Au début des années 2000, Sam Outillage décide d'ailleurs de mettre sa traditionnelle servante d’atelier entre les mains d’un designer. « Résultat, nous en avons commercialisé plus de 2 000. Le succès a été tel que la fabrication, sous-traitée un temps, délocalisée ensuite, a été relocalisée en 2012, à la suite du rachat d’une tôlerie à Montpellier », illustre Olivier Blanc. Idem pour la clé dynamométrique qui, grâce à son lifting design et à ses nouvelles fonctions mécatroniques, devrait à terme être relocalisée dans l’usine du futur que SAM est en train de se faire construire sur son site historique de Saint-Étienne.

Innovations frugales chez Cookut

Depuis 2012, le fabricant d'ustensiles de cuisine Cookut, lui, s'attache à utiliser le minimum de ressources pour créer des produits simples, mais fonctionnels. Elle pratique ainsi le design "frugal" ou "innovation frugale". Cette nouvelle tendance consiste à répondre à un besoin de la manière la plus simple et la plus efficace possible, en utilisant le minimum de ressources. Conscientes que les consommateurs souhaitent de plus en plus revenir à des choses simples et authentiques, certaines entreprises en ont fait leur axe stratégique de développement. Mieux, leur modèle économique. Au sein de la PME Cookut (10 salariés), basée à Chaponost, dans le Rhône, cette frugalité se traduit par la création de produits sans mécanisme, sans carte électronique et sans développement logiciel.

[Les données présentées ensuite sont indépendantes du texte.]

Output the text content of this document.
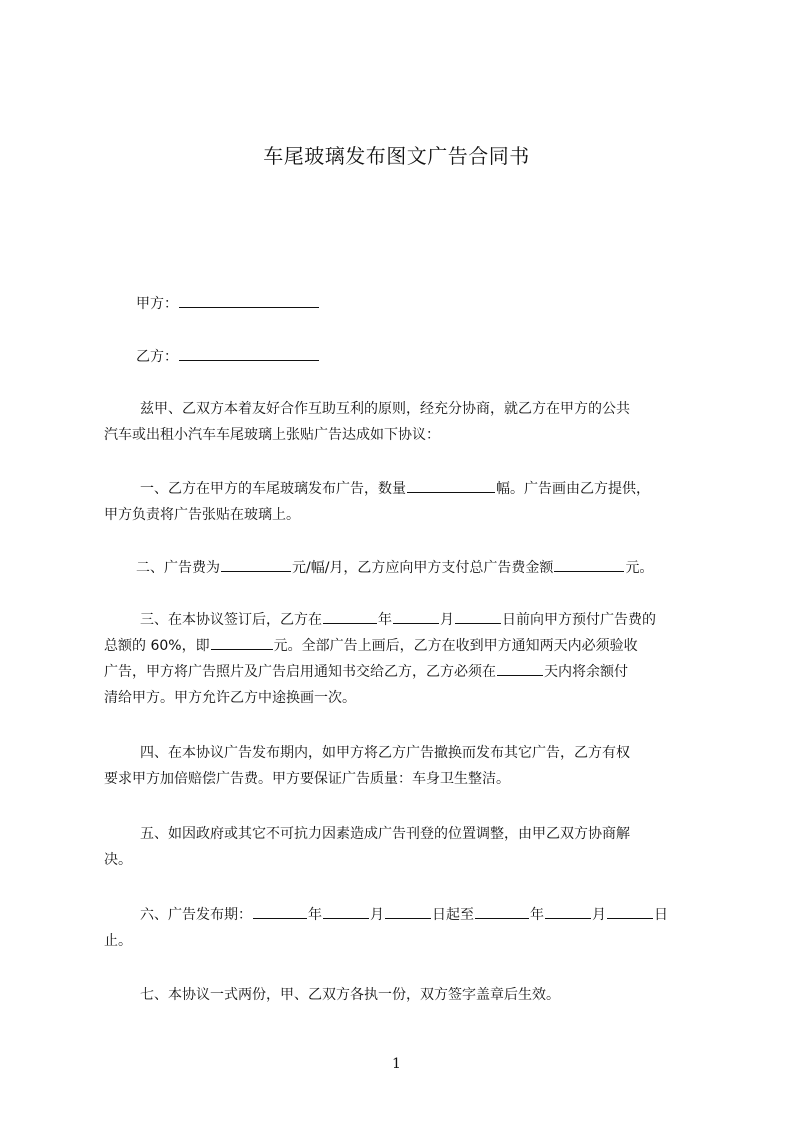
车尾玻璃发布图文广告合同书
甲方：
乙方：
兹甲、乙双方本着友好合作互助互利的原则，经充分协商，就乙方在甲方的公共
汽车或出租小汽车车尾玻璃上张贴广告达成如下协议：
一、乙方在甲方的车尾玻璃发布广告，数量	幅。广告画由乙方提供，
甲方负责将广告张贴在玻璃上。
二、广告费为	元/幅/月，乙方应向甲方支付总广告费金额	元。
三、在本协议签订后，乙方在	年	月	日前向甲方预付广告费的
总额的 60%，即	元。全部广告上画后，乙方在收到甲方通知两天内必须验收
广告，甲方将广告照片及广告启用通知书交给乙方，乙方必须在	天内将余额付
清给甲方。甲方允许乙方中途换画一次。
四、在本协议广告发布期内，如甲方将乙方广告撤换而发布其它广告，乙方有权
要求甲方加倍赔偿广告费。甲方要保证广告质量：车身卫生整洁。
五、如因政府或其它不可抗力因素造成广告刊登的位置调整，由甲乙双方协商解
决。
六、广告发布期：	年	月	日起至	年	月	日
止。
七、本协议一式两份，甲、乙双方各执一份，双方签字盖章后生效。
1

« Pendant des années, on s'est laissé enfumer par l'industrie qui nous a fait croire que l'on avait besoin d'une résistance électrique pour faire fondre du fromage. Une simple petite bougie suffit ! Les gens en ont marre d'être entourés de produits complexes, expose le fondateur Grégory Maître. Nous réconcilions l'utilisateur avec l'objet, avec des produits simples, sans fioritures ou sur-fonctions. Et comme on utilise moins de matières premières, nos produits sont évidemment moins chers. »

Un modèle qui a trouvé son public, puisque la PME est passée de zéro à 4 M€ de chiffre d'affaires en six ans, avec un réseau de distribution de 800 boutiques indépendantes en France.